It’s rewarding when parents are supportive of allegations, or they ask questions so they can better advocate for their children. I had an incident once where one sibling had assaulted another, and the allegations proved to be true. The mother was completely torn. She’s like, “I don’t know what to do. These are my kids, and I’m so mad at him, but he’s my son and I love him. But she’s my daughter and she’s the victim and I want to be there for her.”
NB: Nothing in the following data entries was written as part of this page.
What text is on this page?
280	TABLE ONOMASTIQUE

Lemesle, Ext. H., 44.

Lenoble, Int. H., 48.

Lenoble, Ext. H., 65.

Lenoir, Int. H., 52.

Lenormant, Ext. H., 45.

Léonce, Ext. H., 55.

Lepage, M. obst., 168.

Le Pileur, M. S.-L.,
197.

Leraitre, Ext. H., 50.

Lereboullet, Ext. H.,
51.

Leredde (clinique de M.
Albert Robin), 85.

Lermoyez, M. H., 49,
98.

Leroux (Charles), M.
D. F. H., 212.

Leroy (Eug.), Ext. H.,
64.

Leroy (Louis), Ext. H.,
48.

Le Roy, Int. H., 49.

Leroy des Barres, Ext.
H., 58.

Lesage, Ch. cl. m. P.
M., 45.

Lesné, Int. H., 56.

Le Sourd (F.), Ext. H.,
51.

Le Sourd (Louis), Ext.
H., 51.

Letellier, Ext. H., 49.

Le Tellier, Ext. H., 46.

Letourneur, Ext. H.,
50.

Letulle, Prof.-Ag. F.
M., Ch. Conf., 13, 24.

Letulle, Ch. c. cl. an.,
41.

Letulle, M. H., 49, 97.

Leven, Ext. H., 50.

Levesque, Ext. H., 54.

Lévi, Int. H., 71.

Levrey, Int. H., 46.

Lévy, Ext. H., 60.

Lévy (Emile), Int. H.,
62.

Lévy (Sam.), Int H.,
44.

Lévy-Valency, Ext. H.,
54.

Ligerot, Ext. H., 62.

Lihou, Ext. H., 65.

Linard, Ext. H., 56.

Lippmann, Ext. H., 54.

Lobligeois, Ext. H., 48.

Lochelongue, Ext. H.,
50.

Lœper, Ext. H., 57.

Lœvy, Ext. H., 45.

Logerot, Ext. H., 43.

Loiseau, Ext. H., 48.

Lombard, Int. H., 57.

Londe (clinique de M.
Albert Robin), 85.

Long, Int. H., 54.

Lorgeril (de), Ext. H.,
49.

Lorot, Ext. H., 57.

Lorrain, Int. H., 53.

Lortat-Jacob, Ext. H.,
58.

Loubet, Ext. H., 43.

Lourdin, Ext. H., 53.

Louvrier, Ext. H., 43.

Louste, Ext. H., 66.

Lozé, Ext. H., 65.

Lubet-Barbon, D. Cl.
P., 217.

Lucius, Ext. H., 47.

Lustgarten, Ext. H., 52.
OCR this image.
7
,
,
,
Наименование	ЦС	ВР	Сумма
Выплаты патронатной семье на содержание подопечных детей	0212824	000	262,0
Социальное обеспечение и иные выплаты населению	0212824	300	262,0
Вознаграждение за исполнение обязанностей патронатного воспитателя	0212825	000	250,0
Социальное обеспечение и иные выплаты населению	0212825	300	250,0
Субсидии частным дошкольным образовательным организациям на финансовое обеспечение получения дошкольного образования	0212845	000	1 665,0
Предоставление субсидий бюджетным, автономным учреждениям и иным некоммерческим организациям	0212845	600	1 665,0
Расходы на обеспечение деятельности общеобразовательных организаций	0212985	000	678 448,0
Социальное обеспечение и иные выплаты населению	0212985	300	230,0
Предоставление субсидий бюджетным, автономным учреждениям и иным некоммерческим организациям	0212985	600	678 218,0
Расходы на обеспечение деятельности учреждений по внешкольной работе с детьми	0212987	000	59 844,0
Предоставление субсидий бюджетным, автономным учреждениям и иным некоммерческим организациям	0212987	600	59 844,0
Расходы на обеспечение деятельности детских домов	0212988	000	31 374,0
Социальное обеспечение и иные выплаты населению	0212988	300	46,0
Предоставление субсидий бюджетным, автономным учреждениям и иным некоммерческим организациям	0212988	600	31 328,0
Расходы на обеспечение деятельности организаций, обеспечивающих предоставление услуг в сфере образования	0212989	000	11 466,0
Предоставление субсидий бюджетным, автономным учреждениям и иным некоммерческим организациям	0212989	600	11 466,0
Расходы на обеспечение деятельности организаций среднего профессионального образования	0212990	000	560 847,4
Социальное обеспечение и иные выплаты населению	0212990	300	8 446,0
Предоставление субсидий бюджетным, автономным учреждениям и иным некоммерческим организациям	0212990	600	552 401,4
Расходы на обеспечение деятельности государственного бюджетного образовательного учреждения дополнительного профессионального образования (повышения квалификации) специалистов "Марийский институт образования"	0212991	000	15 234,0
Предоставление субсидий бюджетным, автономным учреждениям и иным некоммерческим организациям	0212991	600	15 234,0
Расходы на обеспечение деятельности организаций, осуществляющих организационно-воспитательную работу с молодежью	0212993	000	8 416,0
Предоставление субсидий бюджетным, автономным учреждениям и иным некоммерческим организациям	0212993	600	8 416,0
I was on the phone with her for almost an hour and she kept saying, “Thank you for listening. Nobody has let me just vent and talk through this.” I don’t mind taking an hour out of my day if it helps to validate these parents’ feelings and make them feel, even for five minutes, like everything is going to be okay and people are here to help.
Any final thoughts?
I feel like the more you allow somebody to open up to you, the more they trust you and trust our process. I’m the first person these families come in contact with, and my goal is to get them in for an interview so that we can set them up with advocacy services, have a proper forensic interview, and move things along. If I’m cold on the phone, it’s not going to make them want to come in, so I always try and be really positive. If they want to talk to me for an hour, I let them. If they want to yell at me, I will let them yell at me, and by the end of the call, they’ve done a total 180. I just try and be as positive as I can and supportive of their feelings, whether it’s anger or sadness or confusion. I just try and be compassionate.